FIG. 5.

(A and B) Schematic representation of Acinus-S′ (A) and RARβ (B) deletion mutants used in GST pull-down assays to map the interaction domains. (C) Purification of GST-Acinus-S′ deletion mutants. GST fusion Acinus-S′ plasmid DNAs representing the full-length GST-Acinus-S′, GST-Acinus-S′ N terminus, GST-Acinus-S′ C terminus, and GST-Acinus-S′ RRM were expressed in E. coli BL21, purified using a glutathione-agarose affinity purification protocol, resolved by 12.5% sodium dodecyl sulfate-polyacrylamide gel electrophoresis, and visualized using Coomassie blue staining.
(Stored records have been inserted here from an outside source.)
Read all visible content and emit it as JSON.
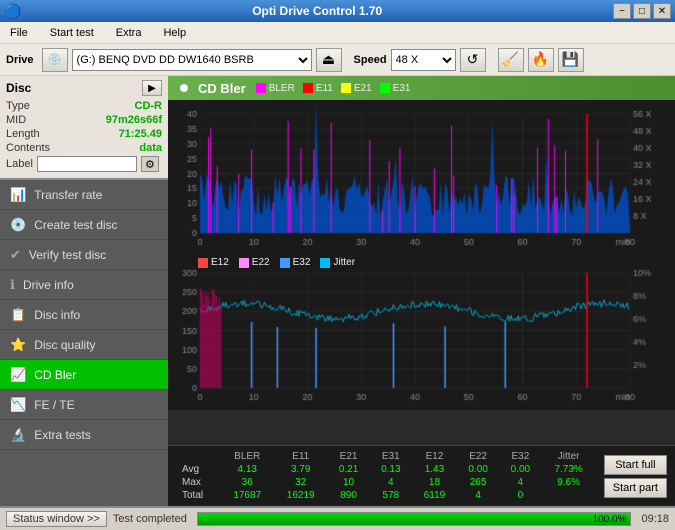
{
  "titlebar": {
    "title": "Opti Drive Control 1.70",
    "icon": "⚙",
    "minimize": "−",
    "maximize": "□",
    "close": "✕"
  },
  "menubar": {
    "items": [
      "File",
      "Start test",
      "Extra",
      "Help"
    ]
  },
  "drivebar": {
    "label": "Drive",
    "drive_value": "(G:)  BENQ DVD DD DW1640 BSRB",
    "speed_label": "Speed",
    "speed_value": "48 X"
  },
  "disc": {
    "title": "Disc",
    "type_label": "Type",
    "type_value": "CD-R",
    "mid_label": "MID",
    "mid_value": "97m26s66f",
    "length_label": "Length",
    "length_value": "71:25.49",
    "contents_label": "Contents",
    "contents_value": "data",
    "label_label": "Label",
    "label_value": ""
  },
  "sidebar": {
    "items": [
      {
        "id": "transfer-rate",
        "label": "Transfer rate",
        "icon": "📊"
      },
      {
        "id": "create-test-disc",
        "label": "Create test disc",
        "icon": "💿"
      },
      {
        "id": "verify-test-disc",
        "label": "Verify test disc",
        "icon": "✔"
      },
      {
        "id": "drive-info",
        "label": "Drive info",
        "icon": "ℹ"
      },
      {
        "id": "disc-info",
        "label": "Disc info",
        "icon": "📋"
      },
      {
        "id": "disc-quality",
        "label": "Disc quality",
        "icon": "⭐"
      },
      {
        "id": "cd-bler",
        "label": "CD Bler",
        "icon": "📈",
        "active": true
      },
      {
        "id": "fe-te",
        "label": "FE / TE",
        "icon": "📉"
      },
      {
        "id": "extra-tests",
        "label": "Extra tests",
        "icon": "🔬"
      }
    ]
  },
  "chart": {
    "title": "CD Bler",
    "top_legend": [
      {
        "label": "BLER",
        "color": "#ff00ff"
      },
      {
        "label": "E11",
        "color": "#ff0000"
      },
      {
        "label": "E21",
        "color": "#ffff00"
      },
      {
        "label": "E31",
        "color": "#00ff00"
      }
    ],
    "bottom_legend": [
      {
        "label": "E12",
        "color": "#ff4444"
      },
      {
        "label": "E22",
        "color": "#ff88ff"
      },
      {
        "label": "E32",
        "color": "#44aaff"
      },
      {
        "label": "Jitter",
        "color": "#00bbff"
      }
    ]
  },
  "stats": {
    "headers": [
      "",
      "BLER",
      "E11",
      "E21",
      "E31",
      "E12",
      "E22",
      "E32",
      "Jitter"
    ],
    "rows": [
      {
        "label": "Avg",
        "values": [
          "4.13",
          "3.79",
          "0.21",
          "0.13",
          "1.43",
          "0.00",
          "0.00",
          "7.73%"
        ]
      },
      {
        "label": "Max",
        "values": [
          "36",
          "32",
          "10",
          "4",
          "18",
          "265",
          "4",
          "9.6%"
        ]
      },
      {
        "label": "Total",
        "values": [
          "17687",
          "16219",
          "890",
          "578",
          "6119",
          "4",
          "0",
          ""
        ]
      }
    ],
    "start_full_label": "Start full",
    "start_part_label": "Start part"
  },
  "statusbar": {
    "status_window_label": "Status window >>",
    "completed_label": "Test completed",
    "progress_percent": 100,
    "time": "09:18"
  },
  "colors": {
    "accent_green": "#00c000",
    "chart_bg": "#1a1a1a",
    "grid": "#333333"
  }
}
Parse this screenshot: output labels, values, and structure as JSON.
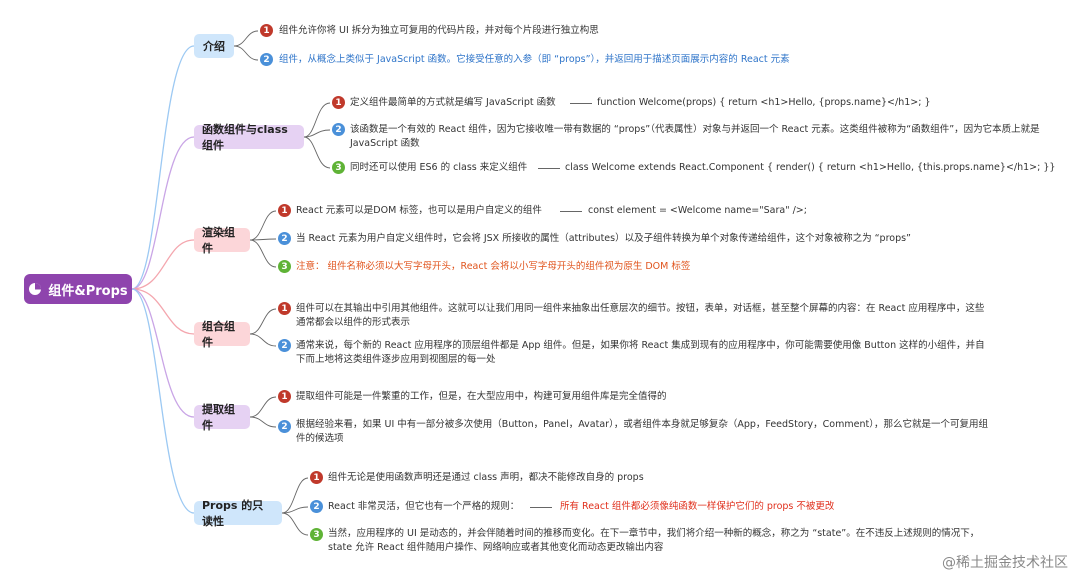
{
  "root": {
    "icon": "pie-chart-icon",
    "label": "组件&Props"
  },
  "sections": [
    {
      "label": "介绍",
      "items": [
        {
          "n": "1",
          "text": "组件允许你将 UI 拆分为独立可复用的代码片段，并对每个片段进行独立构思"
        },
        {
          "n": "2",
          "text": "组件，从概念上类似于 JavaScript 函数。它接受任意的入参（即 “props”），并返回用于描述页面展示内容的 React 元素"
        }
      ]
    },
    {
      "label": "函数组件与class组件",
      "items": [
        {
          "n": "1",
          "text": "定义组件最简单的方式就是编写 JavaScript 函数",
          "extra": "function Welcome(props) {  return <h1>Hello, {props.name}</h1>; }"
        },
        {
          "n": "2",
          "text": "该函数是一个有效的 React 组件，因为它接收唯一带有数据的 “props”（代表属性）对象与并返回一个 React 元素。这类组件被称为“函数组件”，因为它本质上就是 JavaScript 函数"
        },
        {
          "n": "3",
          "text": "同时还可以使用 ES6 的 class 来定义组件",
          "extra": "class Welcome extends React.Component {  render() {    return <h1>Hello, {this.props.name}</h1>;  }}"
        }
      ]
    },
    {
      "label": "渲染组件",
      "items": [
        {
          "n": "1",
          "text": "React 元素可以是DOM 标签，也可以是用户自定义的组件",
          "extra": "const element = <Welcome name=\"Sara\" />;"
        },
        {
          "n": "2",
          "text": "当 React 元素为用户自定义组件时，它会将 JSX 所接收的属性（attributes）以及子组件转换为单个对象传递给组件，这个对象被称之为 “props”"
        },
        {
          "n": "3",
          "text": "注意：  组件名称必须以大写字母开头，React 会将以小写字母开头的组件视为原生 DOM 标签"
        }
      ]
    },
    {
      "label": "组合组件",
      "items": [
        {
          "n": "1",
          "text": "组件可以在其输出中引用其他组件。这就可以让我们用同一组件来抽象出任意层次的细节。按钮，表单，对话框，甚至整个屏幕的内容：在 React 应用程序中，这些通常都会以组件的形式表示"
        },
        {
          "n": "2",
          "text": "通常来说，每个新的 React 应用程序的顶层组件都是 App 组件。但是，如果你将 React 集成到现有的应用程序中，你可能需要使用像 Button 这样的小组件，并自下而上地将这类组件逐步应用到视图层的每一处"
        }
      ]
    },
    {
      "label": "提取组件",
      "items": [
        {
          "n": "1",
          "text": "提取组件可能是一件繁重的工作，但是，在大型应用中，构建可复用组件库是完全值得的"
        },
        {
          "n": "2",
          "text": "根据经验来看，如果 UI 中有一部分被多次使用（Button，Panel，Avatar），或者组件本身就足够复杂（App，FeedStory，Comment），那么它就是一个可复用组件的候选项"
        }
      ]
    },
    {
      "label": "Props 的只读性",
      "items": [
        {
          "n": "1",
          "text": "组件无论是使用函数声明还是通过 class 声明，都决不能修改自身的 props"
        },
        {
          "n": "2",
          "text": "React 非常灵活，但它也有一个严格的规则：",
          "extra": "所有 React 组件都必须像纯函数一样保护它们的 props 不被更改"
        },
        {
          "n": "3",
          "text": "当然，应用程序的 UI 是动态的，并会伴随着时间的推移而变化。在下一章节中，我们将介绍一种新的概念，称之为 “state”。在不违反上述规则的情况下，state 允许 React 组件随用户操作、网络响应或者其他变化而动态更改输出内容"
        }
      ]
    }
  ],
  "watermark": "@稀土掘金技术社区",
  "colors": {
    "root": "#8e44ad",
    "intro": "#cfe6fb",
    "func": "#e6d2f3",
    "render": "#fcd6d9",
    "compose": "#fcd6d9",
    "extract": "#e6d2f3",
    "readonly": "#cfe6fb",
    "badge_red": "#c0392b",
    "badge_blue": "#4a90d9",
    "badge_green": "#5fb336"
  }
}
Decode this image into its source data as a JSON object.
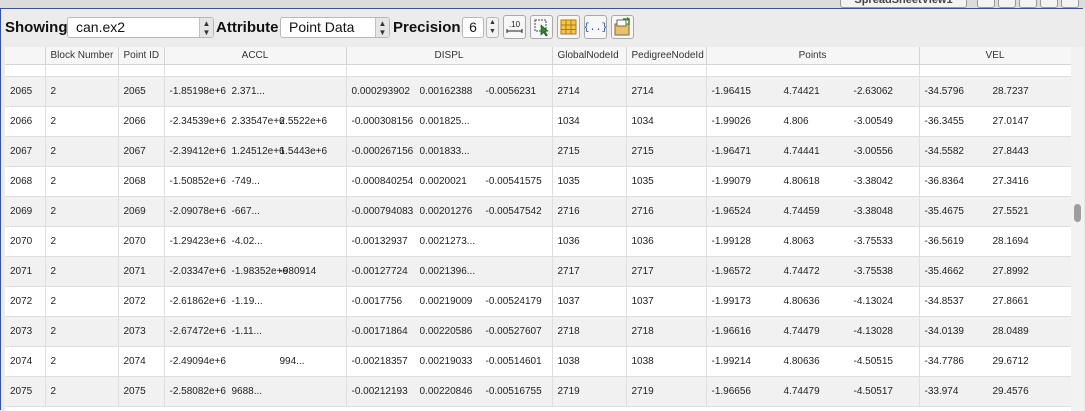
{
  "window": {
    "title_fragment": "SpreadSheetView1"
  },
  "toolbar": {
    "showing_label": "Showing",
    "showing_value": "can.ex2",
    "attribute_label": "Attribute:",
    "attribute_value": "Point Data",
    "precision_label": "Precision:",
    "precision_value": "6",
    "fixed_notation_icon_text": ".10",
    "tools": [
      "fixed-representation-icon",
      "show-only-selected-icon",
      "toggle-columns-icon",
      "toggle-cell-connectivity-icon",
      "export-spreadsheet-icon"
    ]
  },
  "table": {
    "columns": [
      "",
      "Block Number",
      "Point ID",
      "ACCL",
      "DISPL",
      "GlobalNodeId",
      "PedigreeNodeId",
      "Points",
      "VEL"
    ],
    "rows": [
      [
        "2065",
        "2",
        "2065",
        [
          "-1.85198e+6",
          "2.371..."
        ],
        [
          "0.000293902",
          "0.00162388",
          "-0.0056231"
        ],
        "2714",
        "2714",
        [
          "-1.96415",
          "4.74421",
          "-2.63062"
        ],
        [
          "-34.5796",
          "28.7237"
        ]
      ],
      [
        "2066",
        "2",
        "2066",
        [
          "-2.34539e+6",
          "2.33547e+6",
          "2.5522e+6"
        ],
        [
          "-0.000308156",
          "0.001825...",
          ""
        ],
        "1034",
        "1034",
        [
          "-1.99026",
          "4.806",
          "-3.00549"
        ],
        [
          "-36.3455",
          "27.0147"
        ]
      ],
      [
        "2067",
        "2",
        "2067",
        [
          "-2.39412e+6",
          "1.24512e+6",
          "1.5443e+6"
        ],
        [
          "-0.000267156",
          "0.001833...",
          ""
        ],
        "2715",
        "2715",
        [
          "-1.96471",
          "4.74441",
          "-3.00556"
        ],
        [
          "-34.5582",
          "27.8443"
        ]
      ],
      [
        "2068",
        "2",
        "2068",
        [
          "-1.50852e+6",
          "-749...",
          ""
        ],
        [
          "-0.000840254",
          "0.0020021",
          "-0.00541575"
        ],
        "1035",
        "1035",
        [
          "-1.99079",
          "4.80618",
          "-3.38042"
        ],
        [
          "-36.8364",
          "27.3416"
        ]
      ],
      [
        "2069",
        "2",
        "2069",
        [
          "-2.09078e+6",
          "-667...",
          ""
        ],
        [
          "-0.000794083",
          "0.00201276",
          "-0.00547542"
        ],
        "2716",
        "2716",
        [
          "-1.96524",
          "4.74459",
          "-3.38048"
        ],
        [
          "-35.4675",
          "27.5521"
        ]
      ],
      [
        "2070",
        "2",
        "2070",
        [
          "-1.29423e+6",
          "-4.02...",
          ""
        ],
        [
          "-0.00132937",
          "0.0021273...",
          ""
        ],
        "1036",
        "1036",
        [
          "-1.99128",
          "4.8063",
          "-3.75533"
        ],
        [
          "-36.5619",
          "28.1694"
        ]
      ],
      [
        "2071",
        "2",
        "2071",
        [
          "-2.03347e+6",
          "-1.98352e+6",
          "-980914"
        ],
        [
          "-0.00127724",
          "0.0021396...",
          ""
        ],
        "2717",
        "2717",
        [
          "-1.96572",
          "4.74472",
          "-3.75538"
        ],
        [
          "-35.4662",
          "27.8992"
        ]
      ],
      [
        "2072",
        "2",
        "2072",
        [
          "-2.61862e+6",
          "-1.19...",
          ""
        ],
        [
          "-0.0017756",
          "0.00219009",
          "-0.00524179"
        ],
        "1037",
        "1037",
        [
          "-1.99173",
          "4.80636",
          "-4.13024"
        ],
        [
          "-34.8537",
          "27.8661"
        ]
      ],
      [
        "2073",
        "2",
        "2073",
        [
          "-2.67472e+6",
          "-1.11...",
          ""
        ],
        [
          "-0.00171864",
          "0.00220586",
          "-0.00527607"
        ],
        "2718",
        "2718",
        [
          "-1.96616",
          "4.74479",
          "-4.13028"
        ],
        [
          "-34.0139",
          "28.0489"
        ]
      ],
      [
        "2074",
        "2",
        "2074",
        [
          "-2.49094e+6",
          "",
          "994..."
        ],
        [
          "-0.00218357",
          "0.00219033",
          "-0.00514601"
        ],
        "1038",
        "1038",
        [
          "-1.99214",
          "4.80636",
          "-4.50515"
        ],
        [
          "-34.7786",
          "29.6712"
        ]
      ],
      [
        "2075",
        "2",
        "2075",
        [
          "-2.58082e+6",
          "9688...",
          ""
        ],
        [
          "-0.00212193",
          "0.00220846",
          "-0.00516755"
        ],
        "2719",
        "2719",
        [
          "-1.96656",
          "4.74479",
          "-4.50517"
        ],
        [
          "-33.974",
          "29.4576"
        ]
      ]
    ]
  }
}
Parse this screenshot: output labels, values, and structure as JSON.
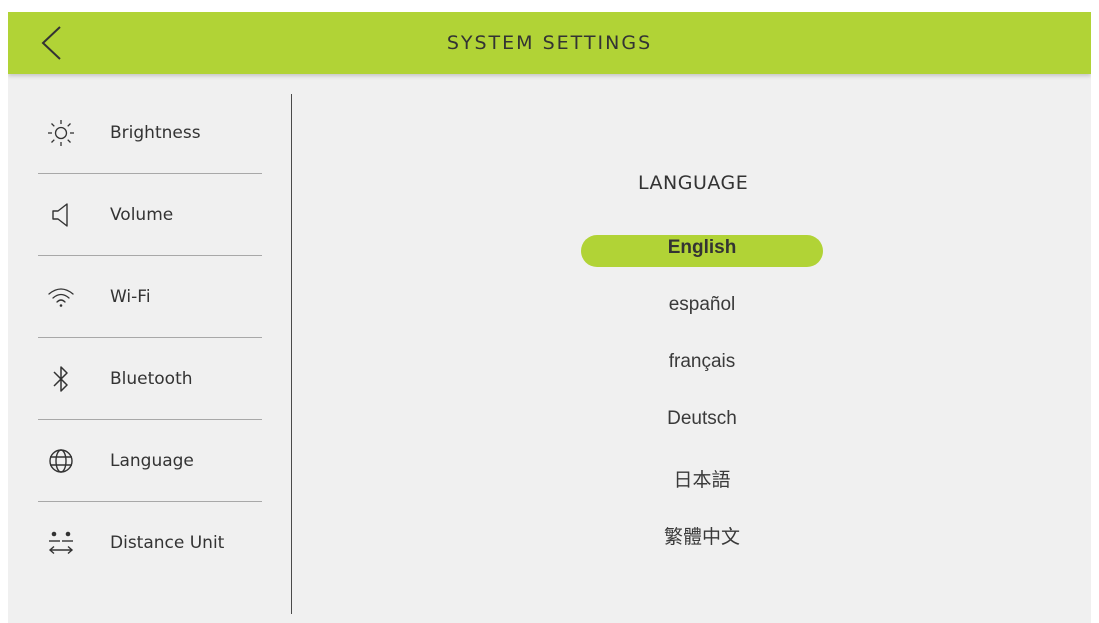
{
  "header": {
    "title": "SYSTEM SETTINGS",
    "back_icon": "chevron-left-icon",
    "color": "#b1d336"
  },
  "sidebar": {
    "items": [
      {
        "label": "Brightness",
        "icon": "brightness-icon"
      },
      {
        "label": "Volume",
        "icon": "speaker-icon"
      },
      {
        "label": "Wi-Fi",
        "icon": "wifi-icon"
      },
      {
        "label": "Bluetooth",
        "icon": "bluetooth-icon"
      },
      {
        "label": "Language",
        "icon": "globe-icon"
      },
      {
        "label": "Distance Unit",
        "icon": "distance-unit-icon"
      }
    ]
  },
  "language_panel": {
    "title": "LANGUAGE",
    "selected": "English",
    "options": [
      "English",
      "español",
      "français",
      "Deutsch",
      "日本語",
      "繁體中文"
    ]
  },
  "colors": {
    "accent": "#b1d336",
    "background": "#f0f0f0",
    "text": "#333333"
  }
}
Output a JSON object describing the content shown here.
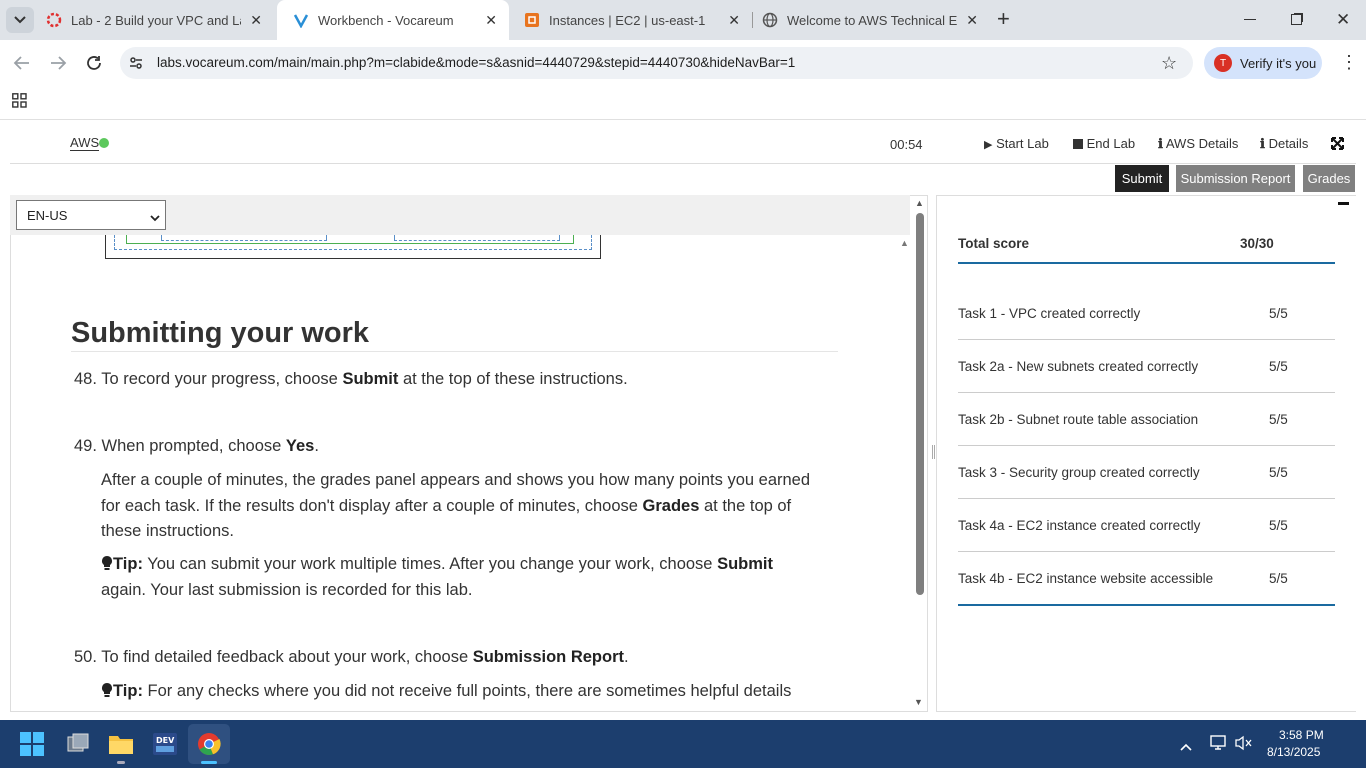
{
  "browser": {
    "tabs": [
      {
        "title": "Lab - 2 Build your VPC and Lau"
      },
      {
        "title": "Workbench - Vocareum"
      },
      {
        "title": "Instances | EC2 | us-east-1"
      },
      {
        "title": "Welcome to AWS Technical Esse"
      }
    ],
    "url": "labs.vocareum.com/main/main.php?m=clabide&mode=s&asnid=4440729&stepid=4440730&hideNavBar=1",
    "verify_label": "Verify it's you",
    "profile_initial": "T"
  },
  "vocareum": {
    "aws_label": "AWS",
    "timer": "00:54",
    "start_lab": "Start Lab",
    "end_lab": "End Lab",
    "aws_details": "AWS Details",
    "details": "Details",
    "submit": "Submit",
    "submission_report": "Submission Report",
    "grades": "Grades",
    "language": "EN-US"
  },
  "instructions": {
    "heading": "Submitting your work",
    "step48_num": "48.",
    "step48_a": "To record your progress, choose ",
    "step48_b": "Submit",
    "step48_c": " at the top of these instructions.",
    "step49_num": "49.",
    "step49_a": "When prompted, choose ",
    "step49_b": "Yes",
    "step49_c": ".",
    "para1_l1": "After a couple of minutes, the grades panel appears and shows you how many points you earned",
    "para1_l2a": "for each task. If the results don't display after a couple of minutes, choose ",
    "para1_l2b": "Grades",
    "para1_l2c": " at the top of",
    "para1_l3": "these instructions.",
    "tip_label": "Tip:",
    "tip1_a": " You can submit your work multiple times. After you change your work, choose ",
    "tip1_b": "Submit",
    "tip1_l2": "again. Your last submission is recorded for this lab.",
    "step50_num": "50.",
    "step50_a": "To find detailed feedback about your work, choose ",
    "step50_b": "Submission Report",
    "step50_c": ".",
    "tip2_a": " For any checks where you did not receive full points, there are sometimes helpful details"
  },
  "grades": {
    "total_label": "Total score",
    "total_value": "30/30",
    "tasks": [
      {
        "name": "Task 1 - VPC created correctly",
        "score": "5/5"
      },
      {
        "name": "Task 2a - New subnets created correctly",
        "score": "5/5"
      },
      {
        "name": "Task 2b - Subnet route table association",
        "score": "5/5"
      },
      {
        "name": "Task 3 - Security group created correctly",
        "score": "5/5"
      },
      {
        "name": "Task 4a - EC2 instance created correctly",
        "score": "5/5"
      },
      {
        "name": "Task 4b - EC2 instance website accessible",
        "score": "5/5"
      }
    ]
  },
  "taskbar": {
    "time": "3:58 PM",
    "date": "8/13/2025"
  },
  "colors": {
    "tabstrip": "#dfe3e8",
    "taskbar": "#1c3e6e",
    "accent_line": "#1a6aa0",
    "submit_btn": "#222222",
    "grey_btn": "#808080"
  }
}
Equal amounts of purified proteins were used for GST-pull down assays. (D) The C terminus of Acinus-S′ binds to the N terminus of RARβ. GST-Acinus-S′, GST-Acinus-S′ N terminus, GST-Acinus-S′ RRM, and GST-Acinus-S′ C terminus were incubated with in vitro-transcribed and -translated full-length [³⁵S]methionine-labeled RARβ₃, RARβ₄, RARβ(CDEF), and RARβ(DEF). (E) Interaction of the C-terminal region of Acinus-S′ with RARs and RXRα. GST pull-down assays were performed using GST-Acinus-S′ C terminus and in vitro-transcribed and -translated [³⁵S]methionine-labeled RARs (RARα₁, RARβ₁, RARβ₂, RARβ₃, RARγ₂), RXRα, and luciferase. (F) The C terminus of Acinus-S′ binds to the A/B domain of RARβ. Full-length GST-Acinus-S′ and GST-Acinus S′ C terminus were incubated with in vitro-transcribed and -translated [³⁵S]methionine-labeled A/B domains of RARβ isoforms [(RARβ₁(AB), RARβ₂(AB), and RARβ₃(AB)]. (G) The C terminus of Acinus-S′ interacts with the B domain of RARβ. Interaction assays were performed with full-length GST-Acinus-S′ and in vitro-transcribed and -translated [³⁵S]methionine-labeled RARβ₄ and RARβ₄ deletion mutants lacking the EF domain [RARβ₄(BCD)] or lacking the DEF and partial C domains [RARβ₄(BC)].